18. Admit your errors freely and soon.
19. Become less suspicious of joy.
20. Understand humility.
21. Remember that love forgives everything.
22. Foster dignity.
23. Live memorably.
24. Love yourself.
25. Endure.

Here’s what these principles meant to Barlow:


I don’t expect the perfect attainment of these principles. However, I post them
as a standard for my conduct as an adult. Should any of my friends or
colleagues catch me violating one of them, bust me.

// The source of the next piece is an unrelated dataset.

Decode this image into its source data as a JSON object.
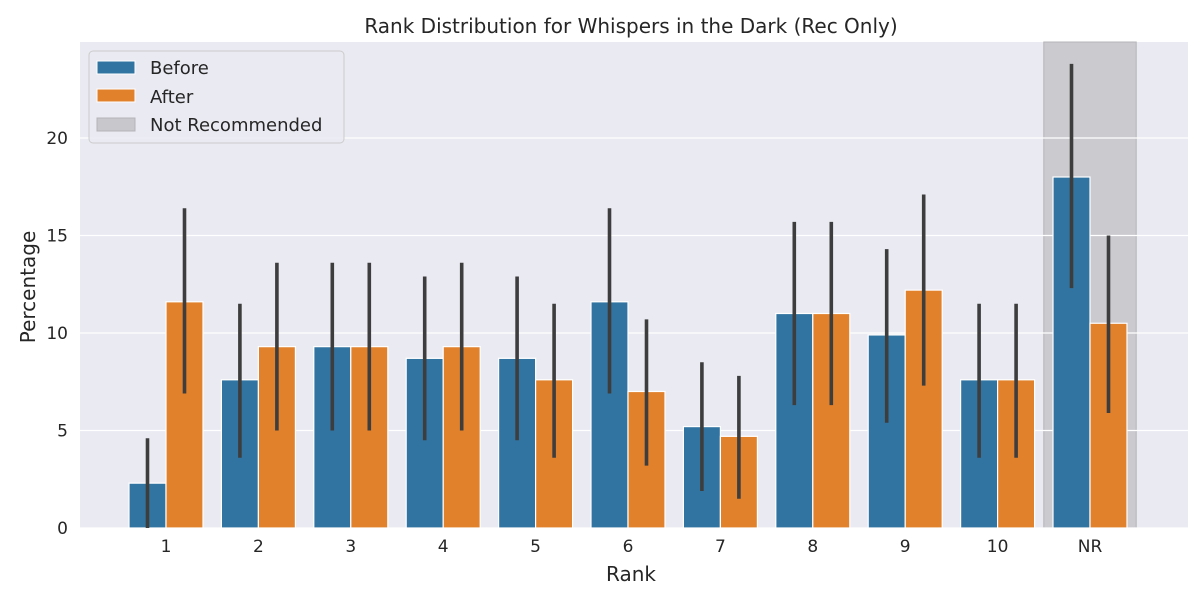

You can read remembrances of Barlow from the EFF and from his
friends Cory Doctorow and Steven Levy. The EFF’s Executive Director Cindy
Cohn wrote:

Barlow was sometimes held up as a straw man for a kind of naive techno-
utopianism that believed that the Internet could solve all of humanity’s
problems without causing any more. As someone who spent the past 27 years
working with him at EFF, I can say that nothing could be further from the truth.
Barlow knew that new technology could create and empower evil as much as
it could create and empower good. He made a conscious decision to focus on
the latter: “I knew it’s also true that a good way to invent the future is to predict
it. So I predicted Utopia, hoping to give Liberty a running start before the laws
of Moore and Metcalfe delivered up what Ed Snowden now correctly calls
‘turn-key totalitarianism.’”

Barlow’s lasting legacy is that he devoted his life to making the Internet into “a
world that all may enter without privilege or prejudice accorded by race,
economic power, military force, or station of birth … a world where anyone,
anywhere may express his or her beliefs, no matter how singular, without fear
of being coerced into silence or conformity.”